Iran: US stance on missile programme ‘bizarre’
Iranian foreign minister Mohammad Javad Zarif on Wednesday said US objections to Iran’s missile programme, which also came with a fresh wave of sanctions, were “rather bizarre”.
Iranian foreign minister Mohammad Javad Zarif on Wednesday said US objections to Iran’s missile programme, which also came with a fresh wave of sanctions, were “rather bizarre”.
“I find it rather bizarre that the United States expresses concern over the Iranian missile programme, which is defensive and does not violate any current international regulation,” Mr Zarif told an audience in the Swiss ski resort of Davos.
Meanwhile, Iran's Supreme Leader Ayatollah Ali Khamenei publicly condemned on Wednesday for the first time the January 2 attack on Saudi Arabia’s embassy in Tehran as “a very bad and wrong incident”.

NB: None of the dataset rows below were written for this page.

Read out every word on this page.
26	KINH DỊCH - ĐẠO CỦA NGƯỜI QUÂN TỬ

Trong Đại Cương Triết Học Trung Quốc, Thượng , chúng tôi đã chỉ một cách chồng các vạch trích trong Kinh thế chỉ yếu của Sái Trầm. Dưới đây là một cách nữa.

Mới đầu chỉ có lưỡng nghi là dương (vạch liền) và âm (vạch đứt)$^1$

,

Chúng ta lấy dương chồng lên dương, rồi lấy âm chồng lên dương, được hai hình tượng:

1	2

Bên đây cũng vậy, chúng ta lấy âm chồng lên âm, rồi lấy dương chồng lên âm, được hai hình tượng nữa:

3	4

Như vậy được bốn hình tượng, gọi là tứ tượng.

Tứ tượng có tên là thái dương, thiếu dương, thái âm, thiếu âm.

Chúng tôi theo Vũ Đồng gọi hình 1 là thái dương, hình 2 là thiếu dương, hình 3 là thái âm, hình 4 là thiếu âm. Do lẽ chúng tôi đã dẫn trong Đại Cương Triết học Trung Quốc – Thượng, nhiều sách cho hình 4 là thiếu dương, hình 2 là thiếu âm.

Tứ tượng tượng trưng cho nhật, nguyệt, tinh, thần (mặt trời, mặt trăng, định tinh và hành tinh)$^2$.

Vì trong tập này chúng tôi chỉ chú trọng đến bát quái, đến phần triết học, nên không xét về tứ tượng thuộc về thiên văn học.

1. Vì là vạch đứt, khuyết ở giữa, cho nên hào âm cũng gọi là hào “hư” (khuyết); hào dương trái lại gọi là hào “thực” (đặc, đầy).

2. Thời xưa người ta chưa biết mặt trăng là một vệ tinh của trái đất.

“Like the British embassy attack before it, this was against the country (Iran) and Islam, and I didn’t like it,” he added.
Britain’s embassy in Tehran was stormed and ransacked by a mob in 2011.

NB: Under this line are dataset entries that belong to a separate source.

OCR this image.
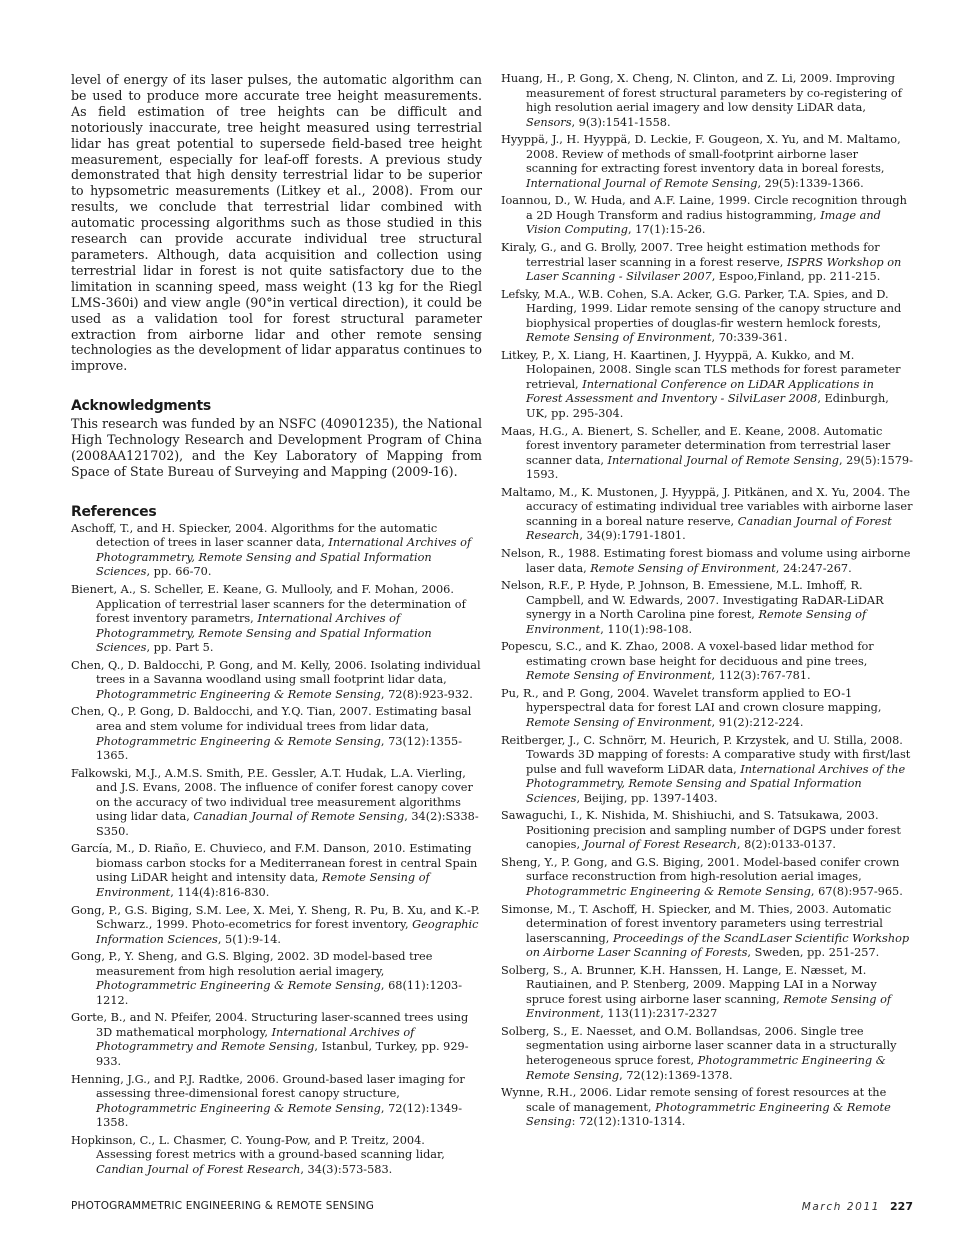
level of energy of its laser pulses, the automatic algorithm can be used to produce more accurate tree height measurements. As field estimation of tree heights can be difficult and notoriously inaccurate, tree height measured using terrestrial lidar has great potential to supersede field-based tree height measurement, especially for leaf-off forests. A previous study demonstrated that high density terrestrial lidar to be superior to hypsometric measurements (Litkey et al., 2008). From our results, we conclude that terrestrial lidar combined with automatic processing algorithms such as those studied in this research can provide accurate individual tree structural parameters. Although, data acquisition and collection using terrestrial lidar in forest is not quite satisfactory due to the limitation in scanning speed, mass weight (13 kg for the Riegl LMS-360i) and view angle (90°in vertical direction), it could be used as a validation tool for forest structural parameter extraction from airborne lidar and other remote sensing technologies as the development of lidar apparatus continues to improve.

Acknowledgments

This research was funded by an NSFC (40901235), the National High Technology Research and Development Program of China (2008AA121702), and the Key Laboratory of Mapping from Space of State Bureau of Surveying and Mapping (2009-16).

References
Aschoff, T., and H. Spiecker, 2004. Algorithms for the automatic detection of trees in laser scanner data, International Archives of Photogrammetry, Remote Sensing and Spatial Information Sciences, pp. 66-70.
Bienert, A., S. Scheller, E. Keane, G. Mullooly, and F. Mohan, 2006. Application of terrestrial laser scanners for the determination of forest inventory parametrs, International Archives of Photogrammetry, Remote Sensing and Spatial Information Sciences, pp. Part 5.
Chen, Q., D. Baldocchi, P. Gong, and M. Kelly, 2006. Isolating individual trees in a Savanna woodland using small footprint lidar data, Photogrammetric Engineering & Remote Sensing, 72(8):923-932.
Chen, Q., P. Gong, D. Baldocchi, and Y.Q. Tian, 2007. Estimating basal area and stem volume for individual trees from lidar data, Photogrammetric Engineering & Remote Sensing, 73(12):1355-1365.
Falkowski, M.J., A.M.S. Smith, P.E. Gessler, A.T. Hudak, L.A. Vierling, and J.S. Evans, 2008. The influence of conifer forest canopy cover on the accuracy of two individual tree measurement algorithms using lidar data, Canadian Journal of Remote Sensing, 34(2):S338-S350.
García, M., D. Riaño, E. Chuvieco, and F.M. Danson, 2010. Estimating biomass carbon stocks for a Mediterranean forest in central Spain using LiDAR height and intensity data, Remote Sensing of Environment, 114(4):816-830.
Gong, P., G.S. Biging, S.M. Lee, X. Mei, Y. Sheng, R. Pu, B. Xu, and K.-P. Schwarz., 1999. Photo-ecometrics for forest inventory, Geographic Information Sciences, 5(1):9-14.
Gong, P., Y. Sheng, and G.S. Blging, 2002. 3D model-based tree measurement from high resolution aerial imagery, Photogrammetric Engineering & Remote Sensing, 68(11):1203-1212.
Gorte, B., and N. Pfeifer, 2004. Structuring laser-scanned trees using 3D mathematical morphology, International Archives of Photogrammetry and Remote Sensing, Istanbul, Turkey, pp. 929-933.
Henning, J.G., and P.J. Radtke, 2006. Ground-based laser imaging for assessing three-dimensional forest canopy structure, Photogrammetric Engineering & Remote Sensing, 72(12):1349-1358.
Hopkinson, C., L. Chasmer, C. Young-Pow, and P. Treitz, 2004. Assessing forest metrics with a ground-based scanning lidar, Candian Journal of Forest Research, 34(3):573-583.
Huang, H., P. Gong, X. Cheng, N. Clinton, and Z. Li, 2009. Improving measurement of forest structural parameters by co-registering of high resolution aerial imagery and low density LiDAR data, Sensors, 9(3):1541-1558.
Hyyppä, J., H. Hyyppä, D. Leckie, F. Gougeon, X. Yu, and M. Maltamo, 2008. Review of methods of small-footprint airborne laser scanning for extracting forest inventory data in boreal forests, International Journal of Remote Sensing, 29(5):1339-1366.
Ioannou, D., W. Huda, and A.F. Laine, 1999. Circle recognition through a 2D Hough Transform and radius histogramming, Image and Vision Computing, 17(1):15-26.
Kiraly, G., and G. Brolly, 2007. Tree height estimation methods for terrestrial laser scanning in a forest reserve, ISPRS Workshop on Laser Scanning - Silvilaser 2007, Espoo,Finland, pp. 211-215.
Lefsky, M.A., W.B. Cohen, S.A. Acker, G.G. Parker, T.A. Spies, and D. Harding, 1999. Lidar remote sensing of the canopy structure and biophysical properties of douglas-fir western hemlock forests, Remote Sensing of Environment, 70:339-361.
Litkey, P., X. Liang, H. Kaartinen, J. Hyyppä, A. Kukko, and M. Holopainen, 2008. Single scan TLS methods for forest parameter retrieval, International Conference on LiDAR Applications in Forest Assessment and Inventory - SilviLaser 2008, Edinburgh, UK, pp. 295-304.
Maas, H.G., A. Bienert, S. Scheller, and E. Keane, 2008. Automatic forest inventory parameter determination from terrestrial laser scanner data, International Journal of Remote Sensing, 29(5):1579-1593.
Maltamo, M., K. Mustonen, J. Hyyppä, J. Pitkänen, and X. Yu, 2004. The accuracy of estimating individual tree variables with airborne laser scanning in a boreal nature reserve, Canadian Journal of Forest Research, 34(9):1791-1801.
Nelson, R., 1988. Estimating forest biomass and volume using airborne laser data, Remote Sensing of Environment, 24:247-267.
Nelson, R.F., P. Hyde, P. Johnson, B. Emessiene, M.L. Imhoff, R. Campbell, and W. Edwards, 2007. Investigating RaDAR-LiDAR synergy in a North Carolina pine forest, Remote Sensing of Environment, 110(1):98-108.
Popescu, S.C., and K. Zhao, 2008. A voxel-based lidar method for estimating crown base height for deciduous and pine trees, Remote Sensing of Environment, 112(3):767-781.
Pu, R., and P. Gong, 2004. Wavelet transform applied to EO-1 hyperspectral data for forest LAI and crown closure mapping, Remote Sensing of Environment, 91(2):212-224.
Reitberger, J., C. Schnörr, M. Heurich, P. Krzystek, and U. Stilla, 2008. Towards 3D mapping of forests: A comparative study with first/last pulse and full waveform LiDAR data, International Archives of the Photogrammetry, Remote Sensing and Spatial Information Sciences, Beijing, pp. 1397-1403.
Sawaguchi, I., K. Nishida, M. Shishiuchi, and S. Tatsukawa, 2003. Positioning precision and sampling number of DGPS under forest canopies, Journal of Forest Research, 8(2):0133-0137.
Sheng, Y., P. Gong, and G.S. Biging, 2001. Model-based conifer crown surface reconstruction from high-resolution aerial images, Photogrammetric Engineering & Remote Sensing, 67(8):957-965.
Simonse, M., T. Aschoff, H. Spiecker, and M. Thies, 2003. Automatic determination of forest inventory parameters using terrestrial laserscanning, Proceedings of the ScandLaser Scientific Workshop on Airborne Laser Scanning of Forests, Sweden, pp. 251-257.
Solberg, S., A. Brunner, K.H. Hanssen, H. Lange, E. Næsset, M. Rautiainen, and P. Stenberg, 2009. Mapping LAI in a Norway spruce forest using airborne laser scanning, Remote Sensing of Environment, 113(11):2317-2327
Solberg, S., E. Naesset, and O.M. Bollandsas, 2006. Single tree segmentation using airborne laser scanner data in a structurally heterogeneous spruce forest, Photogrammetric Engineering & Remote Sensing, 72(12):1369-1378.
Wynne, R.H., 2006. Lidar remote sensing of forest resources at the scale of management, Photogrammetric Engineering & Remote Sensing: 72(12):1310-1314.
PHOTOGRAMMETRIC ENGINEERING & REMOTE SENSING	March 2011 227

The arson attack on Saudi Arabia’s embassy — for which local media reports say as many as 140 people have been arrested — led to Riyadh quickly severing diplomatic ties with Tehran.
The incident occurred late at night after Saudi Arabia executed Shia cleric and activist Nimr al-Nimr, a force behind 2011 anti-government protests in the eastern province, for crimes against the kingdom.
Ayatollah Khamenei and Iranian officials lambasted Saudi Arabia over the killing.
However his remarks on Wednesday, in a speech to electoral officials ahead of the country’s parliamentary polls on February 26, underscored that the embassy attack had no sympathy from within the Islamic republic’s establishment.
Iran’s President Hassan Rouhani at the time said the violence was committed by “rogue elements” acting against the country’s interests.
Ayatollah Khamenei also spoke for the first time on Wednesday about the brief detention by Iran’s Revolutionary Guards’ naval force of 10 US Navy personnel who strayed into Iranian waters in the Gulf.
“I didn’t have an opportunity to thank them (the Revolutionary Guards). I really thank them. It was a very appropriate action,” he added.
Saudi Arabia on Tuesday accused Iran of a nearly four-decade record of “sedition, unrest and chaos,” as the international community tried to calm tensions between the regional rivals.
“Since the Iranian revolution in 1979, Iran has established a record of spreading sedition, unrest and chaos in the region,” the Saudi Press Agency quoted an unnamed senior foreign ministry official as saying.
“During the same period, the kingdom has maintained a policy of restraint in spite of having suffered — as have neighbouring countries — the consequences of Iran’s continued aggressive policies.”